Wiesbaden-Igstadt station is located west of the district of Igstadt and has a heritage-listed entrance building from 1926. It is planned to build a new access from the centre of Igstadt to station. Igstadt station is the only station on the Ländches Railway with a crossing loop apart from the endpoints. In July 2017, the mechanical signal box was replaced by a computer-based interlocking.
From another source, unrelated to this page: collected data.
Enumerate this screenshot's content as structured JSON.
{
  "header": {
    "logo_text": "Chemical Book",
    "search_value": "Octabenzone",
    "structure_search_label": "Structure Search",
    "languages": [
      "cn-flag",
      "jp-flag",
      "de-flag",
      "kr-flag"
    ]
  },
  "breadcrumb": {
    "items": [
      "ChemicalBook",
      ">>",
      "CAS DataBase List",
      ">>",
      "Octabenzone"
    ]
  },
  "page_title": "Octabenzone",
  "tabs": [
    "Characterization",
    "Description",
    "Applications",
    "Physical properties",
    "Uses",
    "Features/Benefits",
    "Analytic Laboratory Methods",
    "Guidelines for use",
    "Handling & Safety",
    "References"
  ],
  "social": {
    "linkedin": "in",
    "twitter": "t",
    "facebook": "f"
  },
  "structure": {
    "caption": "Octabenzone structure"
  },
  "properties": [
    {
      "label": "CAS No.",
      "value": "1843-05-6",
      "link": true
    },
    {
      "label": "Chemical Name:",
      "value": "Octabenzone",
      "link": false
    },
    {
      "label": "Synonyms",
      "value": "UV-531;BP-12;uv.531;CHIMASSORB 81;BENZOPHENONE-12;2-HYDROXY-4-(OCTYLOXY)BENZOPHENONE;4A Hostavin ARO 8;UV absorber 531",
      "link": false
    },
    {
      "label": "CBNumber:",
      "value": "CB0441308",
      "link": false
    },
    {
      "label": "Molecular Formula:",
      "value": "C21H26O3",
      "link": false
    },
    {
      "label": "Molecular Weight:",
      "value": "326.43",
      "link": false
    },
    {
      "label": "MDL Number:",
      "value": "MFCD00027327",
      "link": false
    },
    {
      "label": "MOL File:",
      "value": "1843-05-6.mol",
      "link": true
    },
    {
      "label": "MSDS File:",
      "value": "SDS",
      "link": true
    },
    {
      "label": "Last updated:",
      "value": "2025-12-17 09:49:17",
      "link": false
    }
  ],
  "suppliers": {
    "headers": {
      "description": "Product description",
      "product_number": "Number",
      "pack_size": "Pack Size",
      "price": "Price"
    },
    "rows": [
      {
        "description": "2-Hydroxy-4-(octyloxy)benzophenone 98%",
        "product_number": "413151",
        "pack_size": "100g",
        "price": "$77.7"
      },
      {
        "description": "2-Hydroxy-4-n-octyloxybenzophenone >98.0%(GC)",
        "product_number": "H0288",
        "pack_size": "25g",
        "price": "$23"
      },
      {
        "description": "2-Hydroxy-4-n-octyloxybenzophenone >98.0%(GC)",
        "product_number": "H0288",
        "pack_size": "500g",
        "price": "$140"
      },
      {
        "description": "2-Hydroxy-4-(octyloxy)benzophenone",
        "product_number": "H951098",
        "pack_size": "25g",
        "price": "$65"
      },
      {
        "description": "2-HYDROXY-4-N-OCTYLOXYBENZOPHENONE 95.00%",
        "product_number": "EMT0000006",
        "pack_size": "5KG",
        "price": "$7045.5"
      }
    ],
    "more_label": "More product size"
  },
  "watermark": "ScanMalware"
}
=== Auringen-Medenbach ===
Auringen-Medenbach station is located between the two Wiesbaden districts of Auringen and Medenbach. A stately entrance building with an extension, a freight shed, a laundry, a kerosene cellar and stables were built. On the ground floor there was a large waiting room with wooden benches and a potbelly stove, while the upper floors served as a dwelling for railway officials. Originally, the station had two platform tracks and a freight track and the points were controlled via a signal box. The building was demolished in 1972 due to its disrepair and replaced by a waiting shelter. Meanwhile, the track infrastructure was dismantled, converting the station into a halt. The ESWE buses serve the nearby August-Ruf-Straße stop. Plans are currently underway to modernise the halt and improve the connection between the railway station and the bus stop.

=== Niedernhausen ===

The line connects to the Main-Lahn Railway at Niedernhausen station . This is served by S-Bahn line S2 as well as the buses of Omnibusverkehr Rhein-Nahe (ORN) and ESWE Verkehrsgesellschaft.